Question 2: Is mne.time_frequency.csd_multitaper a energy spectral density or a power spectral density? Looking through the code, I don’t see a normalization by the time duration which makes me think it’s an energy spectral density, but I also could be missing it. (Or am just generally confused… very possible!)
Question 3: The density bit of cross-spectral density doesn’t imply there’s a normalization by dividing by total energy or something like that, right? Does it mean anything in particular here? (Sorry, kind of a general signal processing question rather than MNE specific).
For context, I’m helping implement some multitaper coherence and CSD code in the open source library DSP.jl, written in Julia (specifically in https://github.com/JuliaDSP/DSP.jl/pull/401), partially based on mne.time_frequency.csd_multitaper.
I think the answer is it is a power spectral density, and the normalization is actually coming from the tapering. (@palday said this when I asked him but I didn’t really get it ). Let me write it out as I understand it.
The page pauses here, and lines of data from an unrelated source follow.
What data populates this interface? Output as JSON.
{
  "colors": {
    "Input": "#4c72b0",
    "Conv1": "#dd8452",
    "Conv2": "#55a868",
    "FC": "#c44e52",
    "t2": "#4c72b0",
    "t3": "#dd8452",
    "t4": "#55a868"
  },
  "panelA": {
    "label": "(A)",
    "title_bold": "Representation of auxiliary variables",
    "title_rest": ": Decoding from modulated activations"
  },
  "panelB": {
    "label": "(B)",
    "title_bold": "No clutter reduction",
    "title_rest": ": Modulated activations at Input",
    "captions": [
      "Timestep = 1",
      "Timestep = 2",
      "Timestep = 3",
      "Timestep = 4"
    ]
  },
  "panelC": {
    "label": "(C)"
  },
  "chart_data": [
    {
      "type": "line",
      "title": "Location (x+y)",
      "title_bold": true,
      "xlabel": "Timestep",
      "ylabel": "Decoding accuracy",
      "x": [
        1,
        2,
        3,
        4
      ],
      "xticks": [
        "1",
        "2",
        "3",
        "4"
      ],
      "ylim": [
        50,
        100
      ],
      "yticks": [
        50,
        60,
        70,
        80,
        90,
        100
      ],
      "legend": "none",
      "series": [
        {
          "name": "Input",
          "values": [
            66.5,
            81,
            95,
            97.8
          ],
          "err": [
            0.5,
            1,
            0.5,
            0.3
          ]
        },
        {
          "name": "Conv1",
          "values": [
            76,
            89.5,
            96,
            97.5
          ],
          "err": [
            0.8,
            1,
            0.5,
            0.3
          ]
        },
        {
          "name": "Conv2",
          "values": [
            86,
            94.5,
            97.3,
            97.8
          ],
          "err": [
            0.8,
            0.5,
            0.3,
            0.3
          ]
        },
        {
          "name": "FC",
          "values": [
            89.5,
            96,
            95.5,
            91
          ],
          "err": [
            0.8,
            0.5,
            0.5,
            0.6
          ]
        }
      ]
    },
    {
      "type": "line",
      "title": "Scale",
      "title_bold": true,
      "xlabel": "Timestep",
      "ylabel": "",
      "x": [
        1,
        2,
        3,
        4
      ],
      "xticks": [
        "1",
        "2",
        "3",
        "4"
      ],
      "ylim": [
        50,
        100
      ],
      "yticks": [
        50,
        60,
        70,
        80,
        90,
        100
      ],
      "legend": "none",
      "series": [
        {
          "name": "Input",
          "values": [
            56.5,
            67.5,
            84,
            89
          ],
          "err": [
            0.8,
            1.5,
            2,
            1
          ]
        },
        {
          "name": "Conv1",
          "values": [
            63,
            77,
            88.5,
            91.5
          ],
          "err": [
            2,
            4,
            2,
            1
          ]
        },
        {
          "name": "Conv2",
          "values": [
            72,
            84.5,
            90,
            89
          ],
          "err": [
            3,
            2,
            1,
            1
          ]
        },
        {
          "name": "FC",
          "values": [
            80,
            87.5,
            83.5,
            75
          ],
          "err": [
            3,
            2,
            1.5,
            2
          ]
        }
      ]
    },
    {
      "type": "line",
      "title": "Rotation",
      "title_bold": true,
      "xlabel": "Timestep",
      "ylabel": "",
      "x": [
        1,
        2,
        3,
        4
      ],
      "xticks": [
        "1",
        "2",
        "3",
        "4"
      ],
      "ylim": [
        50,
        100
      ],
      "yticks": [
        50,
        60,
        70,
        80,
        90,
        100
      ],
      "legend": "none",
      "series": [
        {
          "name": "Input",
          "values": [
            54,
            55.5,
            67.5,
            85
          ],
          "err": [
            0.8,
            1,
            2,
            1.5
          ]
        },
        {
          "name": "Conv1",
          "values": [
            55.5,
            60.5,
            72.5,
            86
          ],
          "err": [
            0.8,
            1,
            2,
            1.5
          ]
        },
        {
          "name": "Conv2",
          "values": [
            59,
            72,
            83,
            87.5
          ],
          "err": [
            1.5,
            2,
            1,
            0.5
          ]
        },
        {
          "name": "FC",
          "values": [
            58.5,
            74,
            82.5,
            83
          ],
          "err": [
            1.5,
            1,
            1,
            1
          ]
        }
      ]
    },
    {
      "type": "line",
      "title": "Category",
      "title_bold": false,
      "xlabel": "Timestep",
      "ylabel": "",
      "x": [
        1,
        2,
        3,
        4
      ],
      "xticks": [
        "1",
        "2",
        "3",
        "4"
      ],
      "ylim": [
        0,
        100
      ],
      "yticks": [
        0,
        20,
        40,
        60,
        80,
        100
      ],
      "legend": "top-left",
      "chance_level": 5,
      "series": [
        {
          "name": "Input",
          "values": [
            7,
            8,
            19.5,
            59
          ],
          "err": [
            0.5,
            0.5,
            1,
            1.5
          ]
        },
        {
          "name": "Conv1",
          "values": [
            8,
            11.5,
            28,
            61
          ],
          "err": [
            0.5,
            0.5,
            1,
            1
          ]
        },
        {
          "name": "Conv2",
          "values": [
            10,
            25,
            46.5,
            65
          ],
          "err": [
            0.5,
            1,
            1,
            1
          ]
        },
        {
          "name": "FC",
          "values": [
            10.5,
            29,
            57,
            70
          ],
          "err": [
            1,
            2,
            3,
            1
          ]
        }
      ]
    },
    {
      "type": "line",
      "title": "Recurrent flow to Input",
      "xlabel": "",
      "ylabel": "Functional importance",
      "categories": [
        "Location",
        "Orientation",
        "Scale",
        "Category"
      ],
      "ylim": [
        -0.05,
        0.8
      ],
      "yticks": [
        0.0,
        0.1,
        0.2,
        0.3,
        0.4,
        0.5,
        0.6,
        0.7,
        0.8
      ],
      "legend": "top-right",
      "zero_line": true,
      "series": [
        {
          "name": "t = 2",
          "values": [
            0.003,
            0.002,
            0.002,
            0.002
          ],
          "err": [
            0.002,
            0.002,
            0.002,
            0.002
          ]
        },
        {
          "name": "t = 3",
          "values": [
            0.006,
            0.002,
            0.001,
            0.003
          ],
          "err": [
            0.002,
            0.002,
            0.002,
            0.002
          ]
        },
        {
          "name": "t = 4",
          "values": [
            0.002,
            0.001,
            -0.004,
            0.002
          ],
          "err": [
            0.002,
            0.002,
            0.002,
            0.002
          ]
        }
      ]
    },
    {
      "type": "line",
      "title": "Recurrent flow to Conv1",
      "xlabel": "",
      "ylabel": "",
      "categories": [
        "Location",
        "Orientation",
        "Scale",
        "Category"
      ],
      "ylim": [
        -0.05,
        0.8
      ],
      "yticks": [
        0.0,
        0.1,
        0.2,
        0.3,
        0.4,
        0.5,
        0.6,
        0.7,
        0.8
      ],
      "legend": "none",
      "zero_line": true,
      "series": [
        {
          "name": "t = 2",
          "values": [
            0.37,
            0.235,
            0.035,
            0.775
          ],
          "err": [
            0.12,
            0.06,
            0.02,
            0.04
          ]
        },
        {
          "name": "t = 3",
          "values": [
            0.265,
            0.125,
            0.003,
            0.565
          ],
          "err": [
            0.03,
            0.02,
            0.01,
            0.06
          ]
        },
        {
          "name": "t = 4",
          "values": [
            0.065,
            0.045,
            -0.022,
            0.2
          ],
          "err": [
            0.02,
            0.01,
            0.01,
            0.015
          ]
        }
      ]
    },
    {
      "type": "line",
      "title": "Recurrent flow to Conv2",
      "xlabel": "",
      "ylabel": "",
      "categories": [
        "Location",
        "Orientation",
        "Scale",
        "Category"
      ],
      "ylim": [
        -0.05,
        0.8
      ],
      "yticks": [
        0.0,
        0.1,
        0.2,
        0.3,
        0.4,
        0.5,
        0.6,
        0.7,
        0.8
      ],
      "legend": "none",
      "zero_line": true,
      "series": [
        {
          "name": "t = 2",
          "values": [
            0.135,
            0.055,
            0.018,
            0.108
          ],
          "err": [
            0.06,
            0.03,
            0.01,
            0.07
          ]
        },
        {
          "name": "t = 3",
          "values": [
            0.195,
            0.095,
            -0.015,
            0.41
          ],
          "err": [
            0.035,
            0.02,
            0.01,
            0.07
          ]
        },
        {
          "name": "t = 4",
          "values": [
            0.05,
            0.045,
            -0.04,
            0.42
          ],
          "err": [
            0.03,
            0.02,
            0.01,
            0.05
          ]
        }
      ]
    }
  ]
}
The tapers have 2-norm equal to 1, i.e. \sum_t |h_t|^2 = 1 if h_t is the t th component of the taper. If our sequence is of length N and we chose h_t = \frac{1}{\sqrt{N}}, then again we would have 2-norm equal to one. Let Y_t = X_t h_t denote the tapered sequence. Then it’s FFT has \mathcal{F}(Y)(f) = \frac{1}{\sqrt{N}} \mathcal{F}(X)(f) for each frequency f since the Fourier transfrom is linear and our h_t is a constant so we can pull it out. Then when we take the absolute value squared to get the power, we’d have |\mathcal{F}(Y)(f)|^2 = \frac{1}{N} |\mathcal{F}(X)(f)|^2 and we have our normalization. So we see a particular case of tapering by a sequence with 2-norm equal to 1 recovers the normalization constant when we take the power. The idea then is in general, tapering by such a sequence is effectively performing such a normalization for us.
The CSD object computed with a multitaper is not normalized. However, it does have an n_fft field in order to do normalization at some later stage. So, a CSD computed on 100 epochs has smaller values than a CSD computed on 200 epochs. Any function that operates on an CSD will in practrice normalize by dividing the values by n_fft.